For this poem, I thought it would be fun and strangely appropriate to have the cabbage merchant write an overly passionate and reverential ode to his favorite (and most cursed) vegetable. In doing so, I wrote an ode to cabbage after John Keats' "Ode on a Grecian Urn". Mine is nowhere near as long, but the rhyme scheme is the same, and I feel there is a similar gravity to the tone too. Of course, the object of said ode makes this poem more than a little ridiculous.

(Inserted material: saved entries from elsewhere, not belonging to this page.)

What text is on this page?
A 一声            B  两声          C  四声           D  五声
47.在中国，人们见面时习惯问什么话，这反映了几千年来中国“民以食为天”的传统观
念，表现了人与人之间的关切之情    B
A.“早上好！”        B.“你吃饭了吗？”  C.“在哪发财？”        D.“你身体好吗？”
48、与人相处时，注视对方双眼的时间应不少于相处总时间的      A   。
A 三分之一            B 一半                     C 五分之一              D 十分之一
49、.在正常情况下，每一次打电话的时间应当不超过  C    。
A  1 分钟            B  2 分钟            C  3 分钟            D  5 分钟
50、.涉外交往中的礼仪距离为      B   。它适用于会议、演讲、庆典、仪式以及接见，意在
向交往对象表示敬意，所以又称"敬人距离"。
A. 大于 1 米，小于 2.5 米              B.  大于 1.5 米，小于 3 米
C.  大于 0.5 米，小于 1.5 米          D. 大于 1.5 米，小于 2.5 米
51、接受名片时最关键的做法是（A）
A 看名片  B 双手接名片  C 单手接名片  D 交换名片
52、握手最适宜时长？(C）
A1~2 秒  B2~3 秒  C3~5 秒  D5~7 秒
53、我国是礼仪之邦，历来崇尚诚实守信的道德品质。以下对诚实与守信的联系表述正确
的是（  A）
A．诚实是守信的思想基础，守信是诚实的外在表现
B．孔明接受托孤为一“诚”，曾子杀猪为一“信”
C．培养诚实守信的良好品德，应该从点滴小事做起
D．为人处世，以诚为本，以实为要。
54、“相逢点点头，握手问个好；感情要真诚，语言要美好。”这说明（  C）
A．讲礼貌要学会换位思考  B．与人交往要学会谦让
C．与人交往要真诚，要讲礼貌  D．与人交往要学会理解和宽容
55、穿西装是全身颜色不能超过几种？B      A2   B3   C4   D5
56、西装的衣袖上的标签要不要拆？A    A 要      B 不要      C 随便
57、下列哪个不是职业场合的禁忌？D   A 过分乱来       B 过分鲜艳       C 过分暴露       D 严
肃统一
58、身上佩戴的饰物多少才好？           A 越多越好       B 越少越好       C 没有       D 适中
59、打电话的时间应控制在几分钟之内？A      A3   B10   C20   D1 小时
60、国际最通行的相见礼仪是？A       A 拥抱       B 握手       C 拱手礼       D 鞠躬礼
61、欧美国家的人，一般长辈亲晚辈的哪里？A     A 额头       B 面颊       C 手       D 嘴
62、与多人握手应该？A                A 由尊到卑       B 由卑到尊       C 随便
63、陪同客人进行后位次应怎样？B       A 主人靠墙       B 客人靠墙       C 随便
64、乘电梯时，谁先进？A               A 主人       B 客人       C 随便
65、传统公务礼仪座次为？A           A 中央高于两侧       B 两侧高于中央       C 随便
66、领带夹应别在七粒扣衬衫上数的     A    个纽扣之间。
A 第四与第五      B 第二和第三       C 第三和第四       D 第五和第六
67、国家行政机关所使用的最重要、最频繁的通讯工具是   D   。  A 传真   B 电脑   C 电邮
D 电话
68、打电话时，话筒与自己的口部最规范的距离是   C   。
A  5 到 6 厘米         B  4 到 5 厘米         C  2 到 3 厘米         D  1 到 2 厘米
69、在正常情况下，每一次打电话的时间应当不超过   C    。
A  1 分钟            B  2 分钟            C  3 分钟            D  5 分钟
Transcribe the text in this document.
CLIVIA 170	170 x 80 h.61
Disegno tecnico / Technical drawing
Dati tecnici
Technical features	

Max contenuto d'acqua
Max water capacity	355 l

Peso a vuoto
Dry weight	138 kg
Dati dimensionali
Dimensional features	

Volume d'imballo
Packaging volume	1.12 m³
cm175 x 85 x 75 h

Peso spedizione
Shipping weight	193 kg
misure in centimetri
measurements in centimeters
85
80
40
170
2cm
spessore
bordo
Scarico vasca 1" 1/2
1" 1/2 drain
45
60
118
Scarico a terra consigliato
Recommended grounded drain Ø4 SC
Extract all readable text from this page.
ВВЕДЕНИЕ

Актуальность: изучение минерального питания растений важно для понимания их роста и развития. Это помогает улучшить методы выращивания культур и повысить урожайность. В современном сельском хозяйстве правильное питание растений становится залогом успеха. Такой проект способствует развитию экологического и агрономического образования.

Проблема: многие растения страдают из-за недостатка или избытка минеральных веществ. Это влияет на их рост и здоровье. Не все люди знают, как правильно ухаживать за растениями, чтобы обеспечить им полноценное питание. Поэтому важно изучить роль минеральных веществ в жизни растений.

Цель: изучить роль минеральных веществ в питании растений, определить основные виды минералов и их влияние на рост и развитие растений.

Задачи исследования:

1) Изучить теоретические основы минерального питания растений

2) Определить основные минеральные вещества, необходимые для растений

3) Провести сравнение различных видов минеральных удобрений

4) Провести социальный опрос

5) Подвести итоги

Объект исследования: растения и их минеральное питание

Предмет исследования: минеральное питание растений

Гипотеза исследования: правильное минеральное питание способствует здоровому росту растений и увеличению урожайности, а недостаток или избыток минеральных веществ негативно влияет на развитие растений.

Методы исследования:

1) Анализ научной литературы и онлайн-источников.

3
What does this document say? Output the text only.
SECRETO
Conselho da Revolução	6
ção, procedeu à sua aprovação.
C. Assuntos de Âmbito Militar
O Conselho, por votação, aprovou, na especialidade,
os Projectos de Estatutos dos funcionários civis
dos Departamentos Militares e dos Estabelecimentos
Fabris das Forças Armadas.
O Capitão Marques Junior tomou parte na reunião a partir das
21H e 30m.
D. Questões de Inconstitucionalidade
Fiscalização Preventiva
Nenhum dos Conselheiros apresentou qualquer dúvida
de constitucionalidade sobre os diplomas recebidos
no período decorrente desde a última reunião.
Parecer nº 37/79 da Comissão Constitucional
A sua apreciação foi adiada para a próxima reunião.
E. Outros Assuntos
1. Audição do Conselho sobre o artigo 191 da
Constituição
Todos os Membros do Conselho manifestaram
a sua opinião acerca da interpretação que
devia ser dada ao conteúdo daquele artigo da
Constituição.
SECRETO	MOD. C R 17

~after John Keats' 'Ode on a Grecian Urn'~
Oh! You laureate of leafy wing,
xylem-lined crown your crispened globe
swathing like walls clothe our dear Ba Sing
Se, though yours the greener robe.
Blessed, your dressings' velvet and snap,
praised when placed 'twixt tooth and tongue,
when left unmet, the arrowed storm
whose bent has seen your glory flung
on mishap after windswept hap,
left for weather and slug to deform.
Cabbage, the curse your verdant crown
repeatedly casting from cart to earth,
what divine will trails you town by town
and spurs disaster toward the worth
enveloped in your glossy folds?-
now, as ere, a tatter-wrapped king
usurped by element-handed savages.
Why hates the avatar such a heavenly thing?
And what monstrous author pins your gold
to the fringe of terror's airbent– MY CABBAGES!